MSNBC: There is a scene in the documentary when a boy at one of the madrassas reveals he does not know the interpretation of the verses of the Koran he is studying, which really resonated with the audience. What was your reaction to witnessing that?

Trivedi: We were slightly aware but we didn’t know that at the madrassas, students didn’t know any meaning. They were memorizing for sixteen hours a day a book that is in Arabic. Most of the children spoke either Pashto, Urdu, or Punjabi, but not Arabic. I couldn’t believe it. Immediately I thought, that’s a great weapon for mind control. “Memorize it and don’t worry about the meaning” -- it’s a very common traditional religious education system.

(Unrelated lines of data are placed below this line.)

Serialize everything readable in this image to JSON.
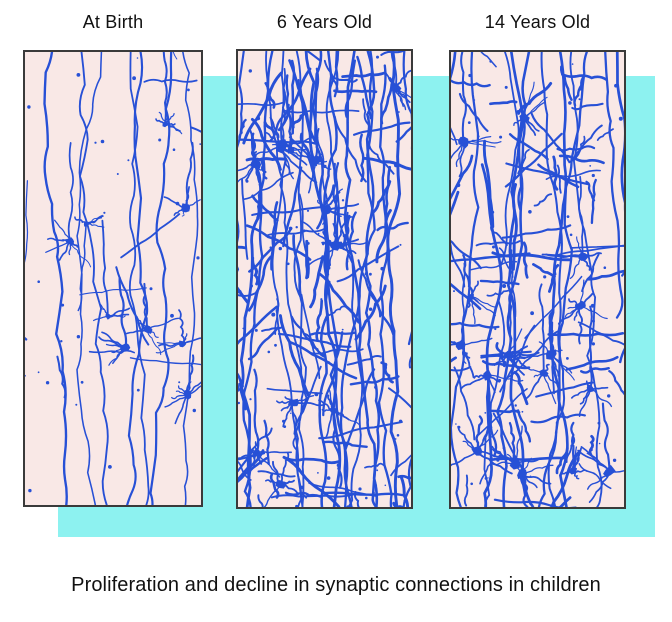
{
  "figure": {
    "caption": "Proliferation and decline in synaptic connections in children"
  },
  "colors": {
    "background": "#ffffff",
    "highlight_band": "#8df2f0",
    "panel_bg": "#f9e8e6",
    "panel_border": "#3a3a3a",
    "neuron": "#2750d6",
    "text": "#111111"
  },
  "panels": [
    {
      "id": "at-birth",
      "label": "At Birth",
      "density": {
        "fibers": 8,
        "branches": 12,
        "cells": 9,
        "dots": 30,
        "cell_r_min": 2.5,
        "cell_r_max": 4.5,
        "stroke_boost": 0,
        "seed": 7
      }
    },
    {
      "id": "6-years-old",
      "label": "6 Years Old",
      "density": {
        "fibers": 16,
        "branches": 120,
        "cells": 12,
        "dots": 70,
        "cell_r_min": 3.0,
        "cell_r_max": 5.5,
        "stroke_boost": 0.6,
        "seed": 42
      }
    },
    {
      "id": "14-years-old",
      "label": "14 Years Old",
      "density": {
        "fibers": 12,
        "branches": 88,
        "cells": 16,
        "dots": 60,
        "cell_r_min": 3.5,
        "cell_r_max": 6.5,
        "stroke_boost": 0.5,
        "seed": 99
      }
    }
  ]
}
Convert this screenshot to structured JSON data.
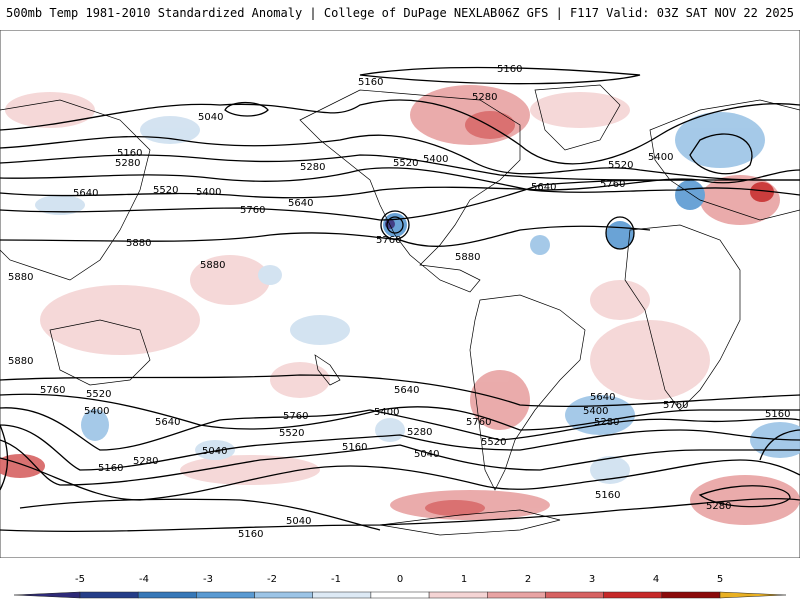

MSNBC: Dr. Pervez Hoodbhoy is a Pakistani nuclear physicist, national security analyst, and author who is a very passionate advocate of fighting radicalism in Pakistan. What was it like reaching out to him and what do you think he brought to the table in this debate?

Trivedi: The reason we got in touch with Pervez is because I wanted to understand the ideological conflict from a neutral point of view. He is the biggest education reformer in Pakistan, so that is why we contacted him and he’s actively working on educational reform. Madrassas already exist and are very strong, so he is working with the government to try to see if they can be used as a mechanism to educate children on normal subjects like math and science.

MSNBC: How does this documentary speak to what’s going on in the entirety of the Muslim world?

Trivedi: Islam is not about politics, it’s about spirituality. This needs to be shown to policymakers in D.C. because what we really want is to inspire this dialogue about books, not bombs. Terrorism cannot be destroyed but it can be defused. Instead of investing in nuclear bombs, just invest in books. That is the biggest thing that we want.